So far as I know there is only one company that is reproducing engine mounts
for our cars, and they are not being made in China. What I have bought from
them has been the highest quality. Unfortunately, I forgot to look in my pile
of stuff at the office to post the name of the company, as I suggested that I
would this morning. I do believe that they may be listed on the Web site as a
parts supplier. I keep thinking that their name is King, or Royal, or maybe
even Imperial...anyone out there know who I am trying to think of here?
Paul
In a message dated 4/2/2004 12:21:16 PM Eastern Standard Time,
daveford1@xxxxxxxxxxx writes:
>
>
> Most of the rubber components installed for isolation purposes such as
> powertrain mounts and body mounts but are a natural rubber compound (good
> mechanical, temperature performance and low damping for good isolation).
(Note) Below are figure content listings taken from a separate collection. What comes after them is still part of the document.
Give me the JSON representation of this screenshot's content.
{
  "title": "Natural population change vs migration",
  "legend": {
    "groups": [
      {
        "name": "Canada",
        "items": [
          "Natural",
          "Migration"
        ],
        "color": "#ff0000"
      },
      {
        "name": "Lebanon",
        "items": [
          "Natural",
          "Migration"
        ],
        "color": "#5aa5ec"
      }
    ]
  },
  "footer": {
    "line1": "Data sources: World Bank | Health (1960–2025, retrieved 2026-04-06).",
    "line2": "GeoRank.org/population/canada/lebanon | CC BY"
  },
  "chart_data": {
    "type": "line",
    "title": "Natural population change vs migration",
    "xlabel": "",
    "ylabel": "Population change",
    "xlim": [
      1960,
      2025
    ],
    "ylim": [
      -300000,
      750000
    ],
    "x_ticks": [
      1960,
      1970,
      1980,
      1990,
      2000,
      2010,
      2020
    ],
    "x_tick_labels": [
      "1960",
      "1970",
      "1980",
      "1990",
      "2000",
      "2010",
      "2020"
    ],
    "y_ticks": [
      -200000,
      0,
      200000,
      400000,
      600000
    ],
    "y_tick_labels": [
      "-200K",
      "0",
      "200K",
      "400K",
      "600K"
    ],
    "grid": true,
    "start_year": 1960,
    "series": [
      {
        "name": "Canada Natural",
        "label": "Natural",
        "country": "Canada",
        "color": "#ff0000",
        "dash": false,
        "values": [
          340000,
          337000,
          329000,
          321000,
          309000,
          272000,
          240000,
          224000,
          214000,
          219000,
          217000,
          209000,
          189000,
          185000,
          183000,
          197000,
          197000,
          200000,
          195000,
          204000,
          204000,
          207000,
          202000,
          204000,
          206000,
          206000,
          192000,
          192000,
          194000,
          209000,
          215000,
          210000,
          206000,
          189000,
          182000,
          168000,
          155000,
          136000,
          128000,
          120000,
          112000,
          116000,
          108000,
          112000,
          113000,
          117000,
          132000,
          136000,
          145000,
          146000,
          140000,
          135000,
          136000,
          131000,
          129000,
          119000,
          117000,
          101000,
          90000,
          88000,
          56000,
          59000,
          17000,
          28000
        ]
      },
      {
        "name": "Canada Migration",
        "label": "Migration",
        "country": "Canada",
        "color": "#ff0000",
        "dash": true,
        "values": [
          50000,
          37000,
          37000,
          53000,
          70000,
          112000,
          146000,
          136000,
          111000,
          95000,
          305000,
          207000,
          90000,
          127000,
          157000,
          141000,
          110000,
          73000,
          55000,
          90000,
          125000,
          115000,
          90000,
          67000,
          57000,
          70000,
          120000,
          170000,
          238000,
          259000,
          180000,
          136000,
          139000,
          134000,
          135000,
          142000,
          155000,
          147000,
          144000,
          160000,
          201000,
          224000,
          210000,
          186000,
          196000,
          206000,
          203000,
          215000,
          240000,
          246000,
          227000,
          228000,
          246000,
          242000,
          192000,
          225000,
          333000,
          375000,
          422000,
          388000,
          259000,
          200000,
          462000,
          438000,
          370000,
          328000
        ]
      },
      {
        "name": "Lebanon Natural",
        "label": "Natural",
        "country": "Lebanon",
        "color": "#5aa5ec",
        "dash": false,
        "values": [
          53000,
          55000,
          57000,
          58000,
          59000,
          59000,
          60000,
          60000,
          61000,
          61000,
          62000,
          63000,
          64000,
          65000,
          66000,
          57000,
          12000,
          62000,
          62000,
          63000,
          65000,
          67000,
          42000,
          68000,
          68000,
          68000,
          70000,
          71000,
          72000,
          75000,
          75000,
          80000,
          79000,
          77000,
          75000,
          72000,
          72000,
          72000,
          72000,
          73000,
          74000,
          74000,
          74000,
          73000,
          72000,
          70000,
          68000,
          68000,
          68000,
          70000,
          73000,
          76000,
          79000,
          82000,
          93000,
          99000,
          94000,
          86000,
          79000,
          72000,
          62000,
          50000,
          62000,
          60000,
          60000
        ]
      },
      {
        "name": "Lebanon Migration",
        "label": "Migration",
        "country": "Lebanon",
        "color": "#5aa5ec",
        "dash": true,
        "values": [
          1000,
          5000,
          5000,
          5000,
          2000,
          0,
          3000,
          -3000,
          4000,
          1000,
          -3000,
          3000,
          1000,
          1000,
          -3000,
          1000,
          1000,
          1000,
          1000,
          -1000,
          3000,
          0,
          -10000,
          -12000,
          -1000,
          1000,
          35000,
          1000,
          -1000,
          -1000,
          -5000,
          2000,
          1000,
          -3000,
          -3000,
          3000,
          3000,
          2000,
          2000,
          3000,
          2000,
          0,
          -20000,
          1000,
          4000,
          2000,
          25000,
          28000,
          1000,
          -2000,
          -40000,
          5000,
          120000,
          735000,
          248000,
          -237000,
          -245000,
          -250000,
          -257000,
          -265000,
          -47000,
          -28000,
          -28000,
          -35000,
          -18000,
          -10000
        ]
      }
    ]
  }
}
> It is comprised mostly of material harvested at plantations of rubber trees
> located in good geographic growing areas like Malaysia. It is then
> compounded depending on application, with various small powders and carbon
> blacks and typically sulfer or peroxide is uased as a cure agent. Then it is
> cured and mold bonded to the metal brackets (molded at higher temps for
> specific times). The OEM parts go through extensive testing in climatic
> chambers (temp cycles, ozone, durability, fatigue corrosion/bond failure
> etc.) and are tweaked to pass specific verification tests as decribed in the
> DVP&R (design verification plan and report). Sometimes they are a synthetic
> such as EPDM but typically you give up one or more of the basic desireable
> properties that Nat_Rubber has. They do age and crack fail and there is no
> way to stop that process, but it can be slowed down with quality materials
> and processing. When you buy an aftermarket replacement from China for $10
> you should probably buy a dozen if you plan on keeping the car. Though they
> do have a shelf life so a high quality part that has been sitting for
> several years is not going to perform as a new part.
> My LHS mount kept failing on my 400+ hp XXXX Replica (been scolded for using
> non-Imperial vehicular designations on this site and I don't wanna get my
> mouth washed out with soap for a second offense) car so I wrapped a length
> of cable around it and welded it together with my trusty Henrob (do not get
> the mount of the surface that it is molded to hotter than ~275-300 degrees
> and so far it seems to work fine (cars in winter storage but it did make it
> there with no problem eh)..
>
>
> >From: DONALDDICKINSOND@xxxxxx
> >Reply-To: mailing-list@xxxxxxxxxxxxxxxx
> >To: mailing-list@xxxxxxxxxxxxxxxx
> >Subject: Re: IML: bonding rubber -- age issues
> >Date: Fri, 2 Apr 2004 09:12:59 EST
> >
> >I am under the impression that rubber (which in most cases is really a
> >synthetic compound) is due to the loss of plasticizers causing brittleness.
> > This
> >can be slowed considerably by treating, on a regular basis, with
> >vinyl/rubber
> >conditioners to replace these plasticizers (same for vinyl covered dashes
> >etc).
> >You chemists on the list what say you?